Data Convergence for   High-Performance Cloud

doi:10.1201/9781003176664-9

Chapter

Data Convergence for High-Performance Cloud

ABSTRACT

The distributed computing landscape has been undergoing radical changes: high-performance computing (HPC) applications are moving to the cloud, as a way of simplifying development, deployment, and migration across computing systems. Meanwhile, cloud applications are becoming increasingly complex and computationally intensive, with the advent of high-performance data analytics pipelines – highly distributed workflows dealing with enormous and diverse datasets, heavily relying on virtualization and containers, which would benefit from technologies used in “traditional” HPC. The foreseeable convergence demands new abstractions to cope with the increased heterogeneity, so that diverse workload classes can coexist seamlessly on the same infrastructure.

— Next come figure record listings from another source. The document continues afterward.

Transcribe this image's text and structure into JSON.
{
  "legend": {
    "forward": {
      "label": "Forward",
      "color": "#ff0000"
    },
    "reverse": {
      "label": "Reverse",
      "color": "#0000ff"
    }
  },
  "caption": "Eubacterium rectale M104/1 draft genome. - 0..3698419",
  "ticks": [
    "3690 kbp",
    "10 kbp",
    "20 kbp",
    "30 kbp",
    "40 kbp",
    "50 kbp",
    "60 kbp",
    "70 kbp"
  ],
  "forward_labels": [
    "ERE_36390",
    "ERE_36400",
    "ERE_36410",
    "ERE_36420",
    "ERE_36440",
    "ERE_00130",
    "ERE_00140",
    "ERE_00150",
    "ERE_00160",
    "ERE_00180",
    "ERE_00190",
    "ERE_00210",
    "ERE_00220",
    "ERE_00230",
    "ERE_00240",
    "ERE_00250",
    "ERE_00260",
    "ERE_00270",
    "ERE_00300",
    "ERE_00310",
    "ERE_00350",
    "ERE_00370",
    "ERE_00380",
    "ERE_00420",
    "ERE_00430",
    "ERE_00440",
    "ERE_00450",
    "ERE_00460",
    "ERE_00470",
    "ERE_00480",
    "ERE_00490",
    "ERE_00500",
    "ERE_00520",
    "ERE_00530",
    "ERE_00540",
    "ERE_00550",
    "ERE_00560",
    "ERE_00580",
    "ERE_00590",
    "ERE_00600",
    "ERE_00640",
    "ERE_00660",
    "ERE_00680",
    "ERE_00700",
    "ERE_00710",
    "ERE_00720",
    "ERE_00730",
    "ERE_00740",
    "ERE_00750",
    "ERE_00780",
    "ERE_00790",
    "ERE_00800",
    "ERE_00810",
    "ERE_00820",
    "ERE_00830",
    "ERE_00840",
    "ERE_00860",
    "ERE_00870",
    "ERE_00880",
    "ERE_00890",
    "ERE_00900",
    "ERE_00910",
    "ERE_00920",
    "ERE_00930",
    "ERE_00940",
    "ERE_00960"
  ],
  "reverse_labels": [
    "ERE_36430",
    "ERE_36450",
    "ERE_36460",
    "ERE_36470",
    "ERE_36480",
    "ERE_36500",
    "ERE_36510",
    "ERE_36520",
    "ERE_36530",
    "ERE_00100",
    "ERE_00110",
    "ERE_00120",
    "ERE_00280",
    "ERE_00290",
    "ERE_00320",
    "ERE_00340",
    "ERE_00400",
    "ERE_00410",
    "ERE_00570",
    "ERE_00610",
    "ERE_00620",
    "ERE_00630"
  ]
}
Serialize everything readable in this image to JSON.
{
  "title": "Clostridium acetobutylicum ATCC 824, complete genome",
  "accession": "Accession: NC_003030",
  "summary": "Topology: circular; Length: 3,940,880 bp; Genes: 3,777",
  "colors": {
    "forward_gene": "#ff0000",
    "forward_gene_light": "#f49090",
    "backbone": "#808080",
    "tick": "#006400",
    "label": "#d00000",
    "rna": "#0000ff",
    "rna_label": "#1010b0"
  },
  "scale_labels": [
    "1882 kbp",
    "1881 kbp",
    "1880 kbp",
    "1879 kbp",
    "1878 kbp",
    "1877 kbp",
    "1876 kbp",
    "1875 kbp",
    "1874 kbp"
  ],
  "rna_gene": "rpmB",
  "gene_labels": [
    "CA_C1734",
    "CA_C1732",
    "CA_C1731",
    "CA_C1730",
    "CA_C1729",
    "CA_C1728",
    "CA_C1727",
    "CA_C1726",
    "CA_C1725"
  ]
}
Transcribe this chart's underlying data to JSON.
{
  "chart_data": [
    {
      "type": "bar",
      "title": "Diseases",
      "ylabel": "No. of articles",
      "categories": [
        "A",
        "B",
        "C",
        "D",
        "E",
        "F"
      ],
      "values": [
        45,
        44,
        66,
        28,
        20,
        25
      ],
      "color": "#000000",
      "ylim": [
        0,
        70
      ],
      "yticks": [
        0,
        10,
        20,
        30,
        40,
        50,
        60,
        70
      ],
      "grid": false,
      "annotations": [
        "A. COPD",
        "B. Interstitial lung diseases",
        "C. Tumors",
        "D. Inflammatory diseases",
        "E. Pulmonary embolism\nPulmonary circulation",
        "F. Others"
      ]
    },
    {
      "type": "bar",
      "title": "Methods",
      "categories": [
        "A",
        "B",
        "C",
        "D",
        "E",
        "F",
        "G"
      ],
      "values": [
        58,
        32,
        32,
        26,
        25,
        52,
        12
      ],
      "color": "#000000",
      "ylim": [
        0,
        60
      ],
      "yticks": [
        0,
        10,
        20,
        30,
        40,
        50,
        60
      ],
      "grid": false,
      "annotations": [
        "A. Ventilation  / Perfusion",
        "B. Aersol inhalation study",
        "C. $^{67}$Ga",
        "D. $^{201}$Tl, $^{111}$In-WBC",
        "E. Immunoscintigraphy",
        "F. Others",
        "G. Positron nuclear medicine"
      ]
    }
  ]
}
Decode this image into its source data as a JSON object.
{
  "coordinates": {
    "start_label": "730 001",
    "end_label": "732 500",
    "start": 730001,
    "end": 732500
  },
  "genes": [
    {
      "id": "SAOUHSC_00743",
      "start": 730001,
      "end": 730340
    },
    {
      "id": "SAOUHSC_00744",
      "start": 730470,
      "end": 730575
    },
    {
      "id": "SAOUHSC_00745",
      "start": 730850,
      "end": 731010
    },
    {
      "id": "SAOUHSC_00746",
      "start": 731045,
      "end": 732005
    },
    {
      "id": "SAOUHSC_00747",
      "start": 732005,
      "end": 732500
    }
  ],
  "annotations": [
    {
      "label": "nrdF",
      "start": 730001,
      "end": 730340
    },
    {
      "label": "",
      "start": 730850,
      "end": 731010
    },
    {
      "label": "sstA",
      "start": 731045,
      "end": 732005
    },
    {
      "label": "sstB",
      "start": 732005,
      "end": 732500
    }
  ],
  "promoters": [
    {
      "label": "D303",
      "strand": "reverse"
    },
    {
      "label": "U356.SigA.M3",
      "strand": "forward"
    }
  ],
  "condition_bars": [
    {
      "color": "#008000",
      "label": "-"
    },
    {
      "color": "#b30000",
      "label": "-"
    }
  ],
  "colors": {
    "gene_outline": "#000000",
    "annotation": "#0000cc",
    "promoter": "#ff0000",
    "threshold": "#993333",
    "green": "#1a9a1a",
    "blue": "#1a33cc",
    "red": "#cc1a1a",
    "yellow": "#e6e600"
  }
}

In this chapter, we propose a unified storage layer, to enable cloud-native applications to transparently access a wide spectrum of storage solutions, ranging from high-performance filesystems to cloud-based object stores and key–value databases. Allowing software to exploit the best out of the storage services available with no need for manual intervention from users or programmers, simplifies development and execution of workflows, and boosts the overall productivity. This work has been motivated by the requirements of real-world, industry-driven applications running on Kubernetes, the industry standard for cloud infrastructure orchestration.